According to the Office of the Comptroller of the Currency (OCC), Morgan Stanley "failed to effectively assess or address risks associated with decommissioning its hardware".
This includes failing to keep tabs on client data contained within obsolete devices and the improper assessment of the risks posed by subcontractors.
"We have continuously monitored the situation, and we do not believe that any of our clients’ information has been accessed or misused," Morgan Stanley said in response.
"Moreover, we have instituted enhanced security procedures, including continuous fraud monitoring, and will continue to strengthen the controls that we have in place to protect our clients’ information."

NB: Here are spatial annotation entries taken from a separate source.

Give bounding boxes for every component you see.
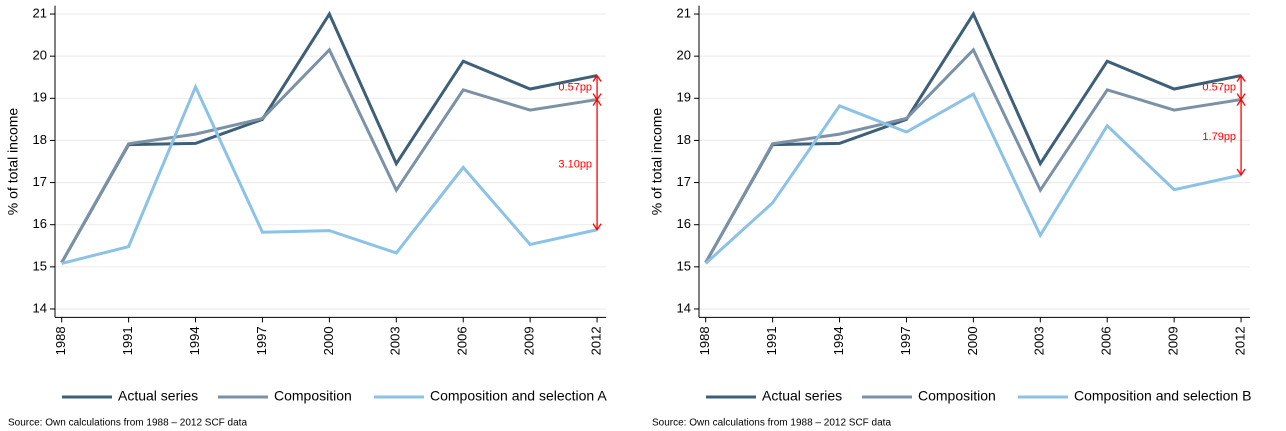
arrow-head [1236, 98, 1246, 106]
x-tick-label: 2003 [1032, 326, 1047, 355]
x-tick-label: 2012 [589, 326, 604, 355]
y-tick-label: 15 [33, 258, 47, 273]
x-tick-label: 1991 [120, 326, 135, 355]
x-tick-label: 1991 [764, 326, 779, 355]
series-line [60, 47, 598, 264]
arrow-head [592, 98, 602, 106]
y-tick-label: 18 [33, 132, 47, 147]
series-line [61, 83, 598, 265]
y-tick-label: 16 [677, 216, 691, 231]
x-tick-label: 2006 [1099, 326, 1114, 355]
arrow-head [592, 223, 602, 231]
legend-label: Actual series [762, 388, 842, 404]
x-tick-label: 2000 [965, 326, 980, 355]
y-tick-label: 20 [33, 48, 47, 63]
legend-label: Composition and selection B [1074, 388, 1251, 404]
source-note: Source: Own calculations from 1988 – 201… [652, 418, 891, 429]
y-tick-label: 14 [33, 300, 47, 315]
y-tick-label: 16 [33, 216, 47, 231]
annotation-label: 1.79pp [1202, 131, 1236, 143]
arrow-head [592, 74, 602, 82]
x-tick-label: 2006 [455, 326, 470, 355]
x-tick-label: 2009 [522, 326, 537, 355]
x-tick-label: 1997 [898, 326, 913, 355]
x-tick-label: 1994 [831, 326, 846, 355]
legend-label: Actual series [118, 388, 198, 404]
y-axis-label: % of total income [5, 108, 21, 216]
series-line [704, 91, 1242, 265]
series-line [704, 10, 1242, 264]
y-tick-label: 19 [677, 90, 691, 105]
annotation-label: 3.10pp [558, 159, 592, 171]
x-tick-label: 1994 [187, 326, 202, 355]
y-tick-label: 17 [33, 174, 47, 189]
y-tick-label: 21 [33, 5, 47, 20]
legend-label: Composition and selection A [430, 388, 607, 404]
x-tick-label: 1997 [254, 326, 269, 355]
arrow-head [1236, 74, 1246, 82]
x-tick-label: 2009 [1166, 326, 1181, 355]
annotation-label: 0.57pp [558, 81, 592, 93]
x-tick-label: 1988 [53, 326, 68, 355]
series-line [704, 47, 1242, 264]
y-tick-label: 19 [33, 90, 47, 105]
legend-label: Composition [918, 388, 996, 404]
series-line [60, 10, 598, 264]
legend-label: Composition [274, 388, 352, 404]
source-note: Source: Own calculations from 1988 – 201… [8, 418, 247, 429]
y-tick-label: 20 [677, 48, 691, 63]
x-tick-label: 2000 [321, 326, 336, 355]
annotation-label: 0.57pp [1202, 81, 1236, 93]
x-tick-label: 2003 [388, 326, 403, 355]
y-tick-label: 17 [677, 174, 691, 189]
y-tick-label: 18 [677, 132, 691, 147]
y-tick-label: 14 [677, 300, 691, 315]
y-axis-label: % of total income [649, 108, 665, 216]
arrow-head [1236, 168, 1246, 177]
x-tick-label: 1988 [697, 326, 712, 355]
y-tick-label: 21 [677, 5, 691, 20]
y-tick-label: 15 [677, 258, 691, 273]
x-tick-label: 2012 [1233, 326, 1248, 355]
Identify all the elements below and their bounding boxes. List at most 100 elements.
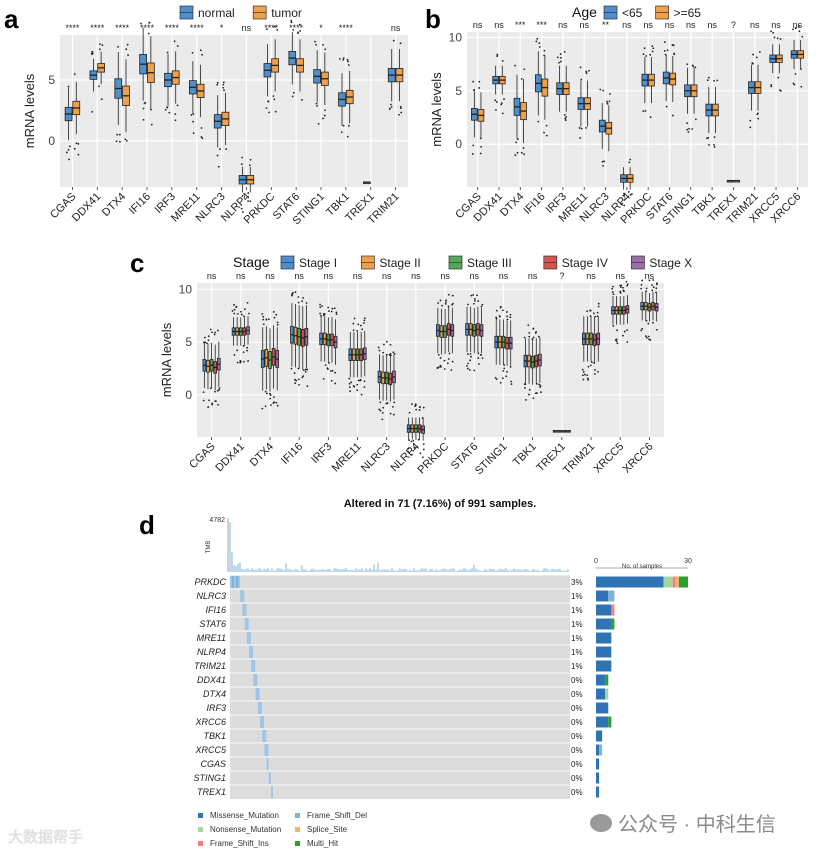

Earlier in the same month, the firm announced its intention to expand its wealth-management operations through a $7 billion acquisition of Eaton Vance Corp. The Federal Reserve later approved them to acquire E*Trade Financial Corp in a deal that added a new retail customer base to its brokerage business.
Deutsche Bank fined €13.5m in Danske probe
In October 2020, Deutsche Bank AG was issued a €13.5m fine by Frankfurt prosecutors due to money-laundering violations connected with Danske Bank A/S. According to prosecutors, Deutsche Bank failed to alert authorities about suspicious transactions in a timely manner on more than 600 different occasions.
Deutsche Banks's case was directly connected to another scandal which saw over $200bn in suspicious payments pass through Danske Bank’s Estonian unit. It was revealed that most of this money was also routed through Deutsche Bank, which processed US dollar payments for the Estonian business at the time.
Commenting on the scandal, Deutsche Bank said that it had stopped being Danske Bank Estonia's so-called correspondence in 2015. According to Stefan Simon, a member of Deutsche Bank’s management board, "with the closure of these proceedings, it is clear that there was no evidence of criminal misconduct either on the part of Deutsche Bank or its employees."
Chris Vogelzang, Dankse Bank's CEO, has stated that they expected to wrap up their internal investigation into the matter by the end of 2020. Danske Bank was also looking to come to a global agreement with authorities to close the case.